We are fortunate to visit the complex these days. One of the three wells that feed the generators is undergoing maintenance, so the production line is down. This allows us to see places that are usually inaccessible. All around us is a maze of pipes, valves and sci-fi cylinders. The noise is omnipresent and deafening. Like a hissing sound, but colossal. The smell of sulphur permeates the air. We see the turbines, the steam cooling systems, the condensers, the control room, and the steam shafts. They go down deep and there are dozens of them, scattered everywhere on the slopes of the volcano. A labyrinth of elevated pipes runs through the forest piping water vapor here, even from tens of miles away.
It is at the end of the visit, when we turn the corner of a large building that we see a container powered by large transformers connected directly to the power plant. We get closer and the excitement rises. Our guides warn us, however. Soon they will open the doors of the Vulcanode, we could take pictures but we will not be able to enter. Our time will be limited, because the interior is artificially cooled and we cannot let the rigs get too hot.
As the doors open, we watch in fascination at these orderly arrays of computer soldiers, all in series. A small corridor on the left and racks of machines on the right. The tangle of cables is reminiscent of the circulatory system. We can’t hear the noise of the farm because the one from the power plant towers over everything. We recognize some Antminer S19 but our guide tells us that there are actually very different hardware in there. He doesn’t give us much information. In fact almost none. But he tells us that this is an experimental site that started working in October and what they are doing now is collecting information and statistics to plan the mining strategy that will be implemented in the near future. Part of this plant is connected to a pool, the other part is mining on its own. Also on this data will depend the expansion of the project.

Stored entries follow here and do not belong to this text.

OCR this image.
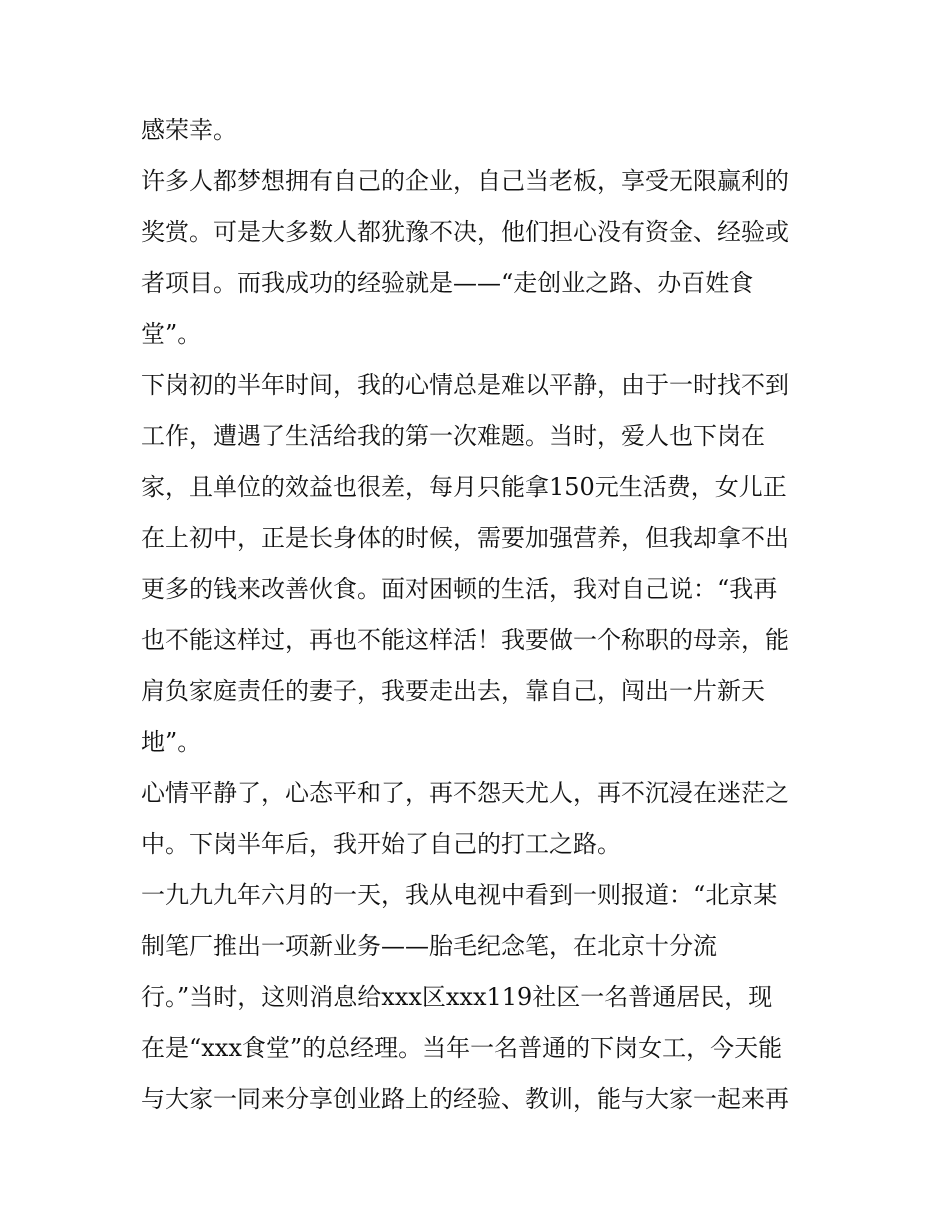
感荣幸。
许多人都梦想拥有自己的企业，自己当老板，享受无限赢利的
奖赏。可是大多数人都犹豫不决，他们担心没有资金、经验或
者项目。而我成功的经验就是——“走创业之路、办百姓食
堂”。
下岗初的半年时间，我的心情总是难以平静，由于一时找不到
工作，遭遇了生活给我的第一次难题。当时，爱人也下岗在
家，且单位的效益也很差，每月只能拿150元生活费，女儿正
在上初中，正是长身体的时候，需要加强营养，但我却拿不出
更多的钱来改善伙食。面对困顿的生活，我对自己说：“我再
也不能这样过，再也不能这样活！我要做一个称职的母亲，能
肩负家庭责任的妻子，我要走出去，靠自己，闯出一片新天
地”。
心情平静了，心态平和了，再不怨天尤人，再不沉浸在迷茫之
中。下岗半年后，我开始了自己的打工之路。
一九九九年六月的一天，我从电视中看到一则报道：“北京某
制笔厂推出一项新业务——胎毛纪念笔，在北京十分流
行。”当时，这则消息给xxx区xxx119社区一名普通居民，现
在是“xxx食堂”的总经理。当年一名普通的下岗女工，今天能
与大家一同来分享创业路上的经验、教训，能与大家一起来再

Many new Vulcanodes are planned, in many different locations.
As we make our way back to the offices of the power plant, we are stunned. We are in El Salvador, a developing country, yet we are in one of the most technologically advanced places on Earth. Here the power of our planet is harnessed and used to generate totally renewable electricity in unprecedented quantities. We take this energy and, in perfect compliance with the first principle of thermodynamics, condense it into absolute digital scarcity: Bitcoin. Something out of an Asimov’s novel.
It was an incredible day. One to be framed. Memorable. We shot so much footage. Soon we will make a video documentary that will allow you to see with your own eyes what we saw. For now, however, you will have to resign yourselves to wait.